Cost-utility of new film-coated tablet formulation of deferasirox vs deferoxamine among major beta-thalassemia patients in Iran
Medicine (Baltimore). 2020;99(28):e20949
OBJECTIVES Thalassemia is a hereditary disease, which caused economic burden in developing countries. This study evaluated the cost utility of new formulation of deferasirox (Jadenu) vs deferoxamine (Desferal) among B-Thalassemia-major patients from payer perspective in Iran. METHODS An economic-evaluation through Markov model was performed. A systematic review was conducted in order to evaluate the clinical effectiveness of comparators. Because of chelating therapy is weight-dependent, patients were assumed to be 2 years-old at initiation in first and 18 years-old in second scenario, and model was estimated lifetime costs and utilities. Costs were calculated to the Iran healthcare system through payer perspective and measured effectiveness using quality-adjusted life years (QALYs). One-way sensitivity analysis and budget impact analysis was also employed. RESULTS The 381 studies were retrieved from systematic searching through databases. After eliminating duplicate and irrelevant studies, 2 studies selected for evaluating the effectiveness. Jadenu was associated with an incremental cost-effectiveness ratio (ICER) of 1470.6 and 2544.7 US$ vs Desferal in first and second scenario respectively. The estimated ICER for Jadenu compared to generic deferoxamine was 2837.0 and 6924.1 US$ for first and second scenario respectively. For all scenarios Jadenu is presumed as cost-effective option based on calculated ICER which was lower than 1 gross domestic product per capita in Iran. Sensitivity analysis showed that different parameters except discount rate and indirect cost did not have impact on results.

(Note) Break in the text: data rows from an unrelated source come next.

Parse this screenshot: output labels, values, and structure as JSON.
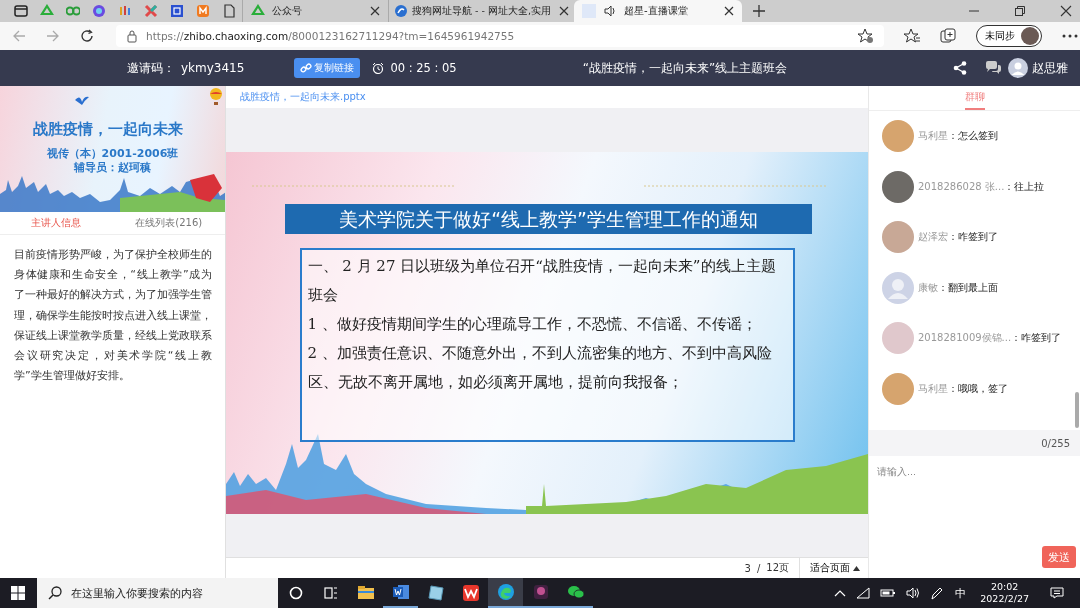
{
  "browser": {
    "tabs": [
      {
        "title": "公众号",
        "selected": false
      },
      {
        "title": "搜狗网址导航 - - 网址大全,实用",
        "selected": false
      },
      {
        "title": "超星-直播课堂",
        "selected": true
      }
    ],
    "url": {
      "scheme": "https://",
      "domain": "zhibo.chaoxing.com",
      "path": "/8000123162711294?tm=1645961942755"
    },
    "sync_button": "未同步"
  },
  "header": {
    "invite_label": "邀请码：",
    "invite_code": "ykmy3415",
    "copy_button": "复制链接",
    "timer": "00 : 25 : 05",
    "title": "“战胜疫情，一起向未来”线上主题班会",
    "user": "赵思雅"
  },
  "left": {
    "banner": {
      "title": "战胜疫情，一起向未来",
      "class_name": "视传（本）2001-2006班",
      "counselor": "辅导员：赵珂稹"
    },
    "tabs": [
      {
        "label": "主讲人信息",
        "selected": true
      },
      {
        "label": "在线列表(216)",
        "selected": false
      }
    ],
    "intro": "目前疫情形势严峻，为了保护全校师生的身体健康和生命安全，“线上教学”成为了一种最好的解决方式，为了加强学生管理，确保学生能按时按点进入线上课堂，保证线上课堂教学质量，经线上党政联系会议研究决定，对美术学院“线上教学”学生管理做好安排。"
  },
  "document": {
    "file_name": "战胜疫情，一起向未来.pptx",
    "slide": {
      "title": "美术学院关于做好“线上教学”学生管理工作的通知",
      "lines": [
        "一、 2 月 27 日以班级为单位召开“战胜疫情，一起向未来”的线上主题班会",
        "1 、做好疫情期间学生的心理疏导工作，不恐慌、不信谣、不传谣；",
        "2 、加强责任意识、不随意外出，不到人流密集的地方、不到中高风险区、无故不离开属地，如必须离开属地，提前向我报备；"
      ]
    },
    "page": "3",
    "separator": "/",
    "pages": "12页",
    "zoom_button": "适合页面"
  },
  "chat": {
    "tabs": [
      {
        "label": "群聊",
        "selected": true
      }
    ],
    "messages": [
      {
        "kind": "photo",
        "name": "马利星",
        "colon": "：",
        "text": "怎么签到"
      },
      {
        "kind": "photo",
        "name": "2018286028 张...",
        "colon": "：",
        "text": "往上拉"
      },
      {
        "kind": "photo",
        "name": "赵泽宏",
        "colon": "：",
        "text": "咋签到了"
      },
      {
        "kind": "default",
        "name": "康敏",
        "colon": "：",
        "text": "翻到最上面"
      },
      {
        "kind": "photo",
        "name": "2018281009侯锦...",
        "colon": "：",
        "text": "咋签到了"
      },
      {
        "kind": "photo",
        "name": "马利星",
        "colon": "：",
        "text": "哦哦，签了"
      }
    ],
    "counter": "0/255",
    "input": {
      "placeholder": "请输入..."
    },
    "send_button": "发送"
  },
  "taskbar": {
    "search": {
      "placeholder": "在这里输入你要搜索的内容"
    },
    "apps": [
      {
        "kind": "explorer",
        "running": false,
        "selected": false
      },
      {
        "kind": "word",
        "running": true,
        "selected": false
      },
      {
        "kind": "notes",
        "running": false,
        "selected": false
      },
      {
        "kind": "wps",
        "running": false,
        "selected": false
      },
      {
        "kind": "edge",
        "running": true,
        "selected": true
      },
      {
        "kind": "game",
        "running": true,
        "selected": false
      },
      {
        "kind": "wechat",
        "running": true,
        "selected": false
      }
    ],
    "ime": "中",
    "time": "20:02",
    "date": "2022/2/27"
  }
}
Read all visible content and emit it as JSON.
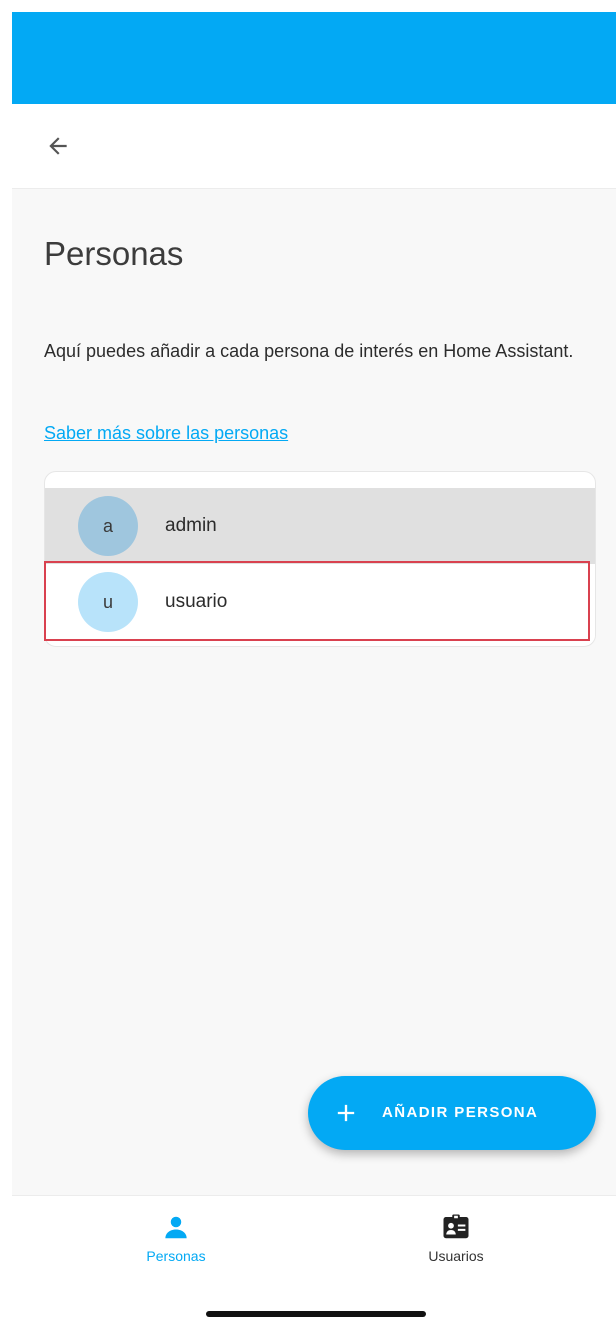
{
  "colors": {
    "primary": "#03a9f4",
    "selected_row": "#e0e0e0",
    "highlight_border": "#d9414f",
    "avatar_admin": "#9fc6de",
    "avatar_usuario": "#b8e3fa"
  },
  "toolbar": {
    "back_icon": "arrow-left-icon"
  },
  "page": {
    "title": "Personas",
    "description": "Aquí puedes añadir a cada persona de interés en Home Assistant.",
    "learn_more": "Saber más sobre las personas"
  },
  "persons": [
    {
      "initial": "a",
      "name": "admin",
      "selected": true
    },
    {
      "initial": "u",
      "name": "usuario",
      "selected": false
    }
  ],
  "fab": {
    "icon": "plus-icon",
    "label": "AÑADIR PERSONA"
  },
  "bottom_nav": {
    "tabs": [
      {
        "label": "Personas",
        "icon": "person-icon",
        "active": true
      },
      {
        "label": "Usuarios",
        "icon": "user-badge-icon",
        "active": false
      }
    ]
  }
}
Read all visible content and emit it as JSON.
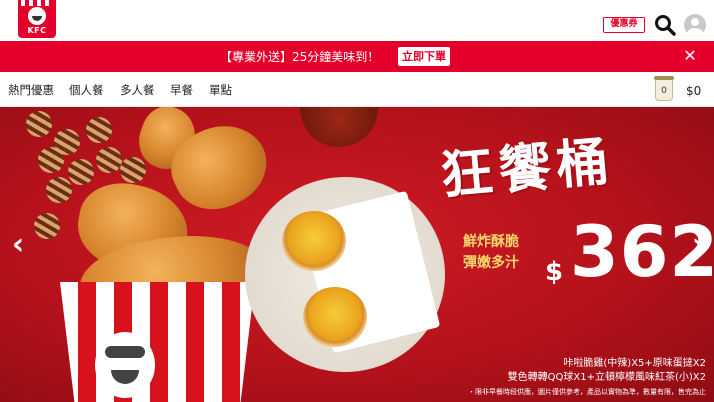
{
  "header": {
    "logo_text": "KFC",
    "coupon_label": "優惠券"
  },
  "promo": {
    "text": "【專業外送】25分鐘美味到！",
    "button_label": "立即下單",
    "close_symbol": "✕"
  },
  "nav": {
    "items": [
      "熱門優惠",
      "個人餐",
      "多人餐",
      "早餐",
      "單點"
    ],
    "cart_count": "0",
    "cart_total": "$0"
  },
  "hero": {
    "title": "狂饗桶",
    "slogan_line1": "鮮炸酥脆",
    "slogan_line2": "彈嫩多汁",
    "currency": "$",
    "price": "362",
    "desc_line1": "咔啦脆雞(中辣)X5+原味蛋撻X2",
    "desc_line2": "雙色轉轉QQ球X1+立頓檸檬風味紅茶(小)X2",
    "note": "・限非早餐時段供應，圖片僅供參考，產品以實物為準，數量有限，售完為止",
    "prev_arrow": "‹",
    "next_arrow": "›"
  },
  "colors": {
    "brand_red": "#e4002b",
    "hero_red": "#b5121b",
    "gold": "#f3d56b"
  }
}
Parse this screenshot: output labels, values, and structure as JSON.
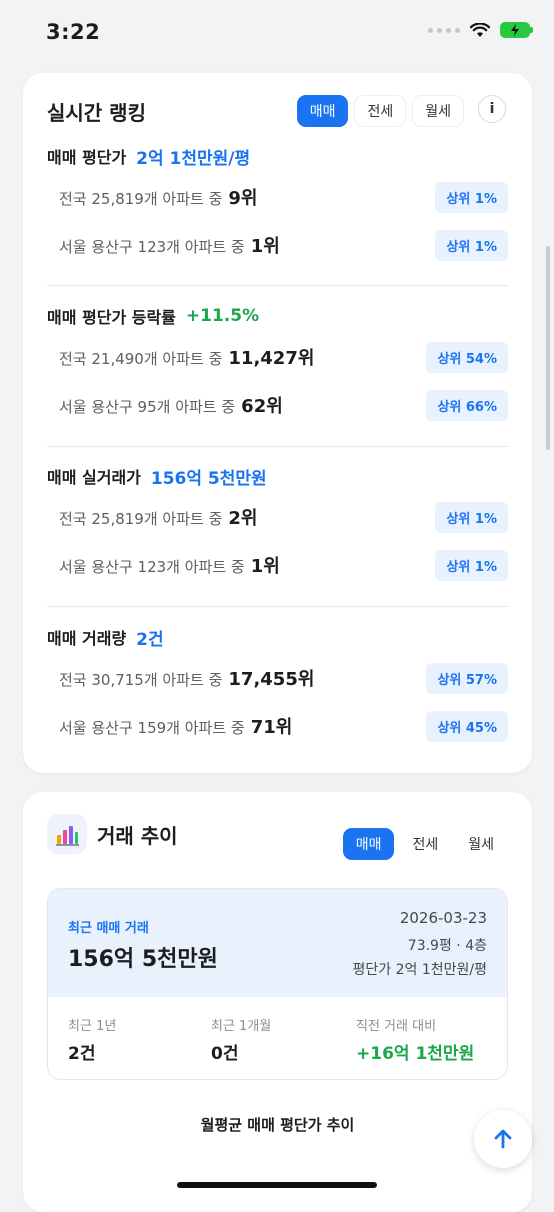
{
  "status": {
    "time": "3:22"
  },
  "ranking": {
    "title": "실시간 랭킹",
    "tabs": [
      {
        "label": "매매",
        "active": true
      },
      {
        "label": "전세",
        "active": false
      },
      {
        "label": "월세",
        "active": false
      }
    ],
    "info": "i",
    "sections": [
      {
        "label": "매매 평단가",
        "value": "2억 1천만원/평",
        "color": "blue",
        "rows": [
          {
            "text": "전국 25,819개 아파트 중",
            "rank": "9위",
            "badge": "상위 1%"
          },
          {
            "text": "서울 용산구 123개 아파트 중",
            "rank": "1위",
            "badge": "상위 1%"
          }
        ]
      },
      {
        "label": "매매 평단가 등락률",
        "value": "+11.5%",
        "color": "green",
        "rows": [
          {
            "text": "전국 21,490개 아파트 중",
            "rank": "11,427위",
            "badge": "상위 54%"
          },
          {
            "text": "서울 용산구 95개 아파트 중",
            "rank": "62위",
            "badge": "상위 66%"
          }
        ]
      },
      {
        "label": "매매 실거래가",
        "value": "156억 5천만원",
        "color": "blue",
        "rows": [
          {
            "text": "전국 25,819개 아파트 중",
            "rank": "2위",
            "badge": "상위 1%"
          },
          {
            "text": "서울 용산구 123개 아파트 중",
            "rank": "1위",
            "badge": "상위 1%"
          }
        ]
      },
      {
        "label": "매매 거래량",
        "value": "2건",
        "color": "blue",
        "rows": [
          {
            "text": "전국 30,715개 아파트 중",
            "rank": "17,455위",
            "badge": "상위 57%"
          },
          {
            "text": "서울 용산구 159개 아파트 중",
            "rank": "71위",
            "badge": "상위 45%"
          }
        ]
      }
    ]
  },
  "trend": {
    "title": "거래 추이",
    "tabs": [
      {
        "label": "매매",
        "active": true
      },
      {
        "label": "전세",
        "active": false
      },
      {
        "label": "월세",
        "active": false
      }
    ],
    "recent": {
      "label": "최근 매매 거래",
      "price": "156억 5천만원",
      "date": "2026-03-23",
      "size": "73.9평 · 4층",
      "unit_price": "평단가 2억 1천만원/평"
    },
    "stats": [
      {
        "label": "최근 1년",
        "value": "2건"
      },
      {
        "label": "최근 1개월",
        "value": "0건"
      },
      {
        "label": "직전 거래 대비",
        "value": "+16억 1천만원"
      }
    ],
    "chart_title": "월평균 매매 평단가 추이"
  },
  "colors": {
    "accent": "#1a73f0",
    "positive": "#1aa84b",
    "badge_bg": "#e8f1fe"
  }
}
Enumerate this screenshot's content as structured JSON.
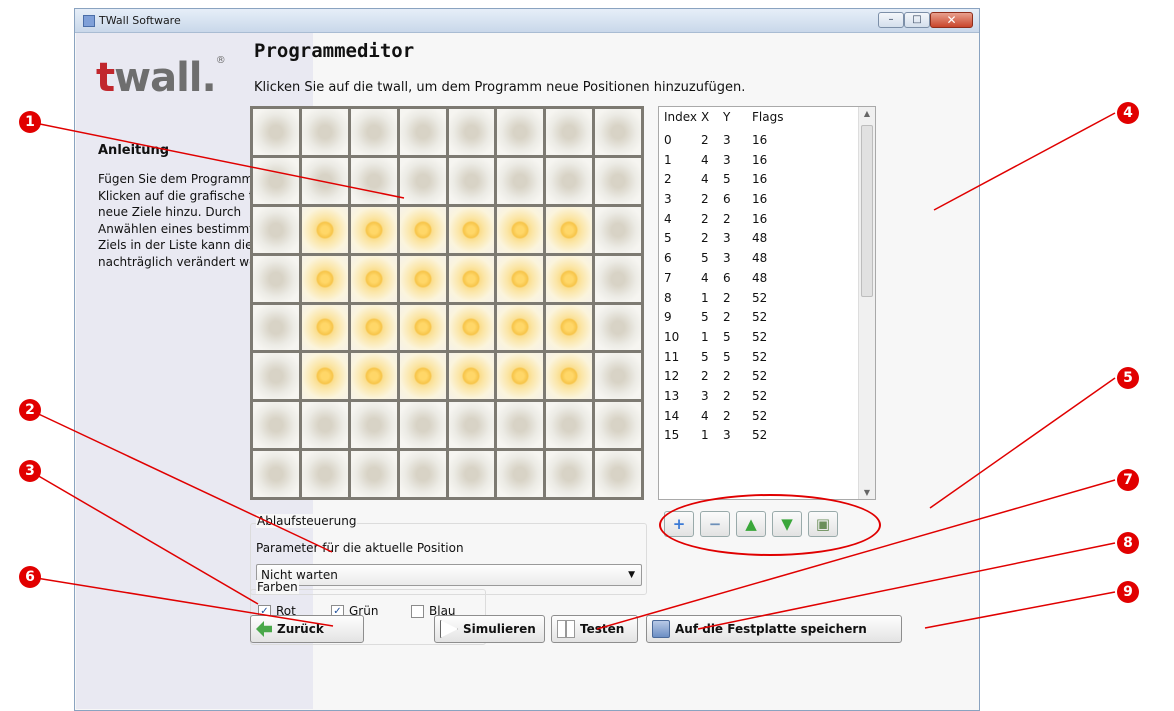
{
  "window": {
    "title": "TWall Software",
    "min": "–",
    "max": "□",
    "close": "✕"
  },
  "logo": {
    "text": "twall.",
    "mark": "®"
  },
  "sidebar": {
    "heading": "Anleitung",
    "text": "Fügen Sie dem Programm durch Klicken auf die grafische twall neue Ziele hinzu. Durch Anwählen eines bestimmten Ziels in der Liste kann dieses nachträglich verändert werden."
  },
  "main": {
    "title": "Programmeditor",
    "subtitle": "Klicken Sie auf die twall, um dem Programm neue Positionen hinzuzufügen."
  },
  "grid": {
    "rows": 8,
    "cols": 8,
    "lit": [
      [
        0,
        0,
        0,
        0,
        0,
        0,
        0,
        0
      ],
      [
        0,
        0,
        0,
        0,
        0,
        0,
        0,
        0
      ],
      [
        0,
        1,
        1,
        1,
        1,
        1,
        1,
        0
      ],
      [
        0,
        1,
        1,
        1,
        1,
        1,
        1,
        0
      ],
      [
        0,
        1,
        1,
        1,
        1,
        1,
        1,
        0
      ],
      [
        0,
        1,
        1,
        1,
        1,
        1,
        1,
        0
      ],
      [
        0,
        0,
        0,
        0,
        0,
        0,
        0,
        0
      ],
      [
        0,
        0,
        0,
        0,
        0,
        0,
        0,
        0
      ]
    ]
  },
  "list": {
    "headers": [
      "Index",
      "X",
      "Y",
      "Flags"
    ],
    "rows": [
      [
        "0",
        "2",
        "3",
        "16"
      ],
      [
        "1",
        "4",
        "3",
        "16"
      ],
      [
        "2",
        "4",
        "5",
        "16"
      ],
      [
        "3",
        "2",
        "6",
        "16"
      ],
      [
        "4",
        "2",
        "2",
        "16"
      ],
      [
        "5",
        "2",
        "3",
        "48"
      ],
      [
        "6",
        "5",
        "3",
        "48"
      ],
      [
        "7",
        "4",
        "6",
        "48"
      ],
      [
        "8",
        "1",
        "2",
        "52"
      ],
      [
        "9",
        "5",
        "2",
        "52"
      ],
      [
        "10",
        "1",
        "5",
        "52"
      ],
      [
        "11",
        "5",
        "5",
        "52"
      ],
      [
        "12",
        "2",
        "2",
        "52"
      ],
      [
        "13",
        "3",
        "2",
        "52"
      ],
      [
        "14",
        "4",
        "2",
        "52"
      ],
      [
        "15",
        "1",
        "3",
        "52"
      ]
    ]
  },
  "tools": {
    "add": "+",
    "remove": "−",
    "up": "▲",
    "down": "▼",
    "delete": "▣"
  },
  "ablauf": {
    "label": "Ablaufsteuerung",
    "param_label": "Parameter für die aktuelle Position",
    "selected": "Nicht warten"
  },
  "farben": {
    "label": "Farben",
    "rot": {
      "label": "Rot",
      "checked": "✓"
    },
    "gruen": {
      "label": "Grün",
      "checked": "✓"
    },
    "blau": {
      "label": "Blau",
      "checked": ""
    }
  },
  "buttons": {
    "back": "Zurück",
    "simulate": "Simulieren",
    "test": "Testen",
    "save": "Auf die Festplatte speichern"
  },
  "callouts": [
    "1",
    "2",
    "3",
    "4",
    "5",
    "6",
    "7",
    "8",
    "9"
  ],
  "colors": {
    "callout": "#e10000",
    "lamp_on": "#f9d26b",
    "grid_frame": "#7d7a72"
  }
}
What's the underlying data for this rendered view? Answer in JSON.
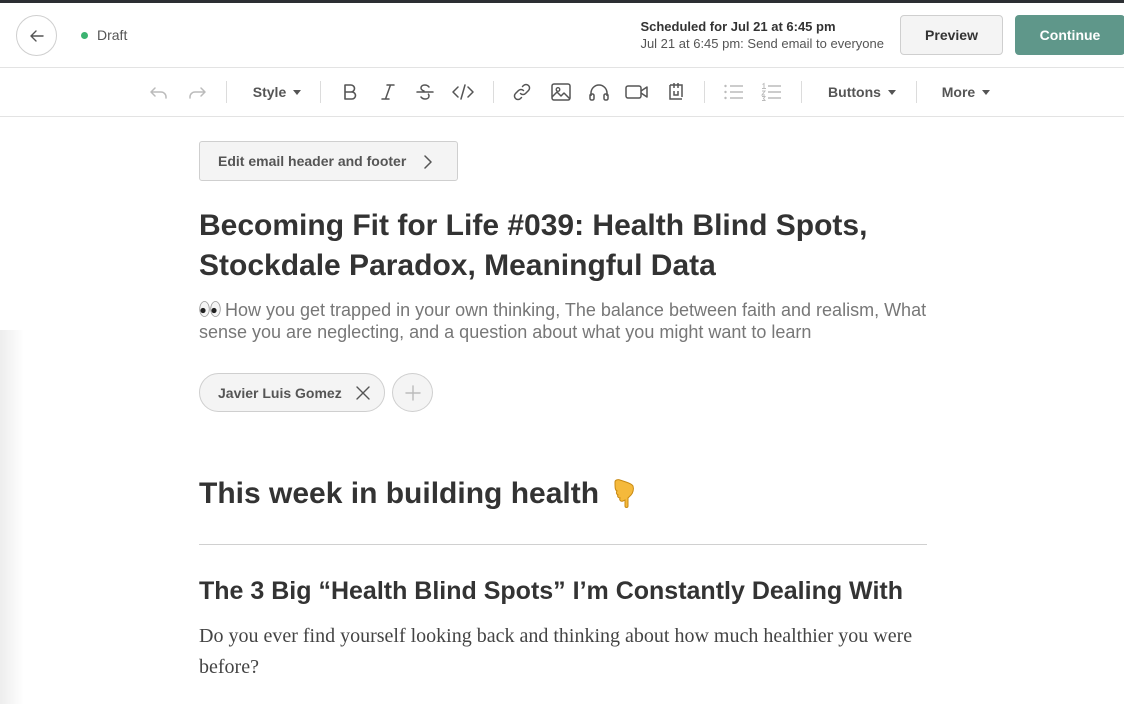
{
  "header": {
    "status": "Draft",
    "schedule_title": "Scheduled for Jul 21 at 6:45 pm",
    "schedule_detail": "Jul 21 at 6:45 pm: Send email to everyone",
    "preview_label": "Preview",
    "continue_label": "Continue"
  },
  "toolbar": {
    "style_label": "Style",
    "buttons_label": "Buttons",
    "more_label": "More",
    "icons": [
      "undo-icon",
      "redo-icon",
      "bold-icon",
      "italic-icon",
      "strikethrough-icon",
      "code-icon",
      "link-icon",
      "image-icon",
      "audio-icon",
      "video-icon",
      "embed-icon",
      "bullet-list-icon",
      "numbered-list-icon"
    ]
  },
  "content": {
    "edit_header_footer_label": "Edit email header and footer",
    "title": "Becoming Fit for Life #039: Health Blind Spots, Stockdale Paradox, Meaningful Data",
    "subtitle": "How you get trapped in your own thinking, The balance between faith and realism, What sense you are neglecting, and a question about what you might want to learn",
    "author": "Javier Luis Gomez",
    "section_heading": "This week in building health",
    "article_heading": "The 3 Big “Health Blind Spots” I’m Constantly Dealing With",
    "paragraph": "Do you ever find yourself looking back and thinking about how much healthier you were before?"
  },
  "colors": {
    "accent": "#5f978a",
    "status_dot": "#3cb371"
  }
}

Based on budget impact analysis the estimated cost for patients using Desferal (based on the market share of brand) was 44,021,478 US$ in 3 years vs 42,452,606 US$ in replacing 33% of brand market share with Jadenu. This replacement corresponded to the cost saving of almost 1,568,872 US$ for the payers in 3 years. The calculated cost of using generic deferoxamine in all patients was 68,948,392 US$. The increase in the cost of using Jadenu for 10% of all patients in this scenario would be 934,427 US$ (1.36%) US$ at the first year. CONCLUSIONS Based on this analysis, film-coated deferasirox appeared to be cost-effective treatment in comparison with Desferal for managing child and adult chronic iron overload in B-thalassemia major patients of Iran.